With this clarity, you can trim unnecessary costs and redirect savings into retirement accounts. It may sound trivial, but small consistent efforts can lead to significant savings over time.
There are additional expenses to keep an eye on.
Simplifying your dining habits, cutting subscriptions, and limiting non-essential purchases can help. If eligible, buying in bulk and utilizing food assistance programs can also lessen financial pressures.
When it comes to essential expenses, shop around for insurance. Sticking with the same provider for years could mean missing out on better premiums and potentially losing retirement funds.
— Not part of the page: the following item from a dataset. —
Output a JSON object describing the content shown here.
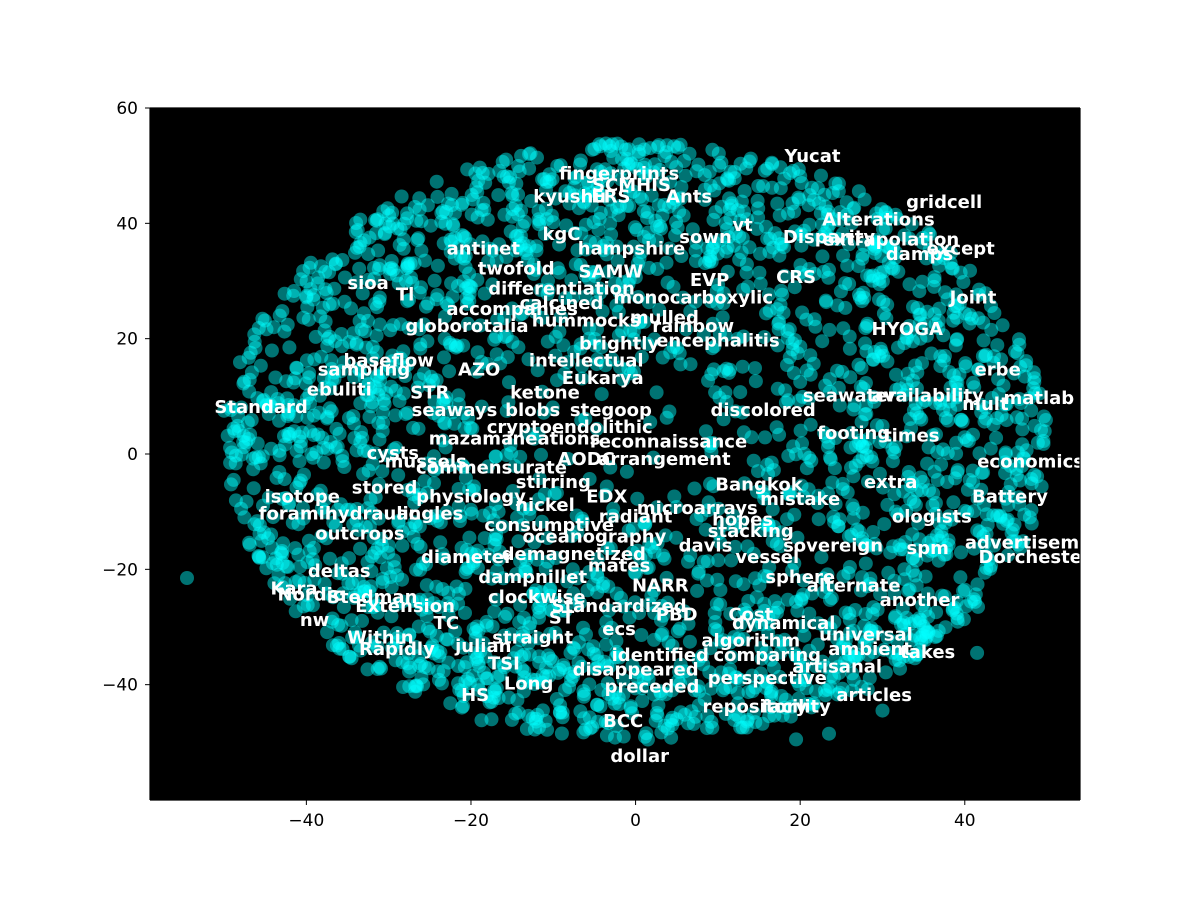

If you’re curious about lowering your insurance costs, platforms like OfficialHomeInsurance.com can help you find affordable options.
In just a couple of minutes, you can compare offers from various reputable insurance companies.
The U.S. Bureau of Labor Statistics reported that auto insurance rates jumped over 60% between December 2020 and 2025 (6).
Given the continuous rise in rates, it’s wise to ensure your expenses aren’t escalating unnecessarily.
OfficialCarInsurance.com allows for quote comparisons from trusted insurers to make sure you’re getting the best deal.
With this service, you could secure policies tailored to your specifics, often for a low monthly rate.
Even with meticulous planning, unexpected costs can still pose a problem for those on fixed incomes.
Many financial experts suggest having three to six months’ worth of expenses set aside as emergency savings. However, some advise that retirees should aim for 18 to 24 months’ worth (7).
Of course, saving that much can be a challenge if you have limited funds, so it’s crucial to make the most of what you can save.
Any savings should ideally be kept in a liquid account, such as a high-yield savings account. This way, if funds are required urgently, you won’t need to liquidate investments or incur debt.
Wealthfront’s Cash Account, for example, currently offers competitive interest rates and assures significant balances are insured.
Ultimately, if you’re retired and managing a tight budget, it’s vital to stay proactive regarding emergency savings, everyday expenses, and general cost optimization.
While there are no guarantees, being more mindful of your financial habits can enhance your peace of mind during retirement.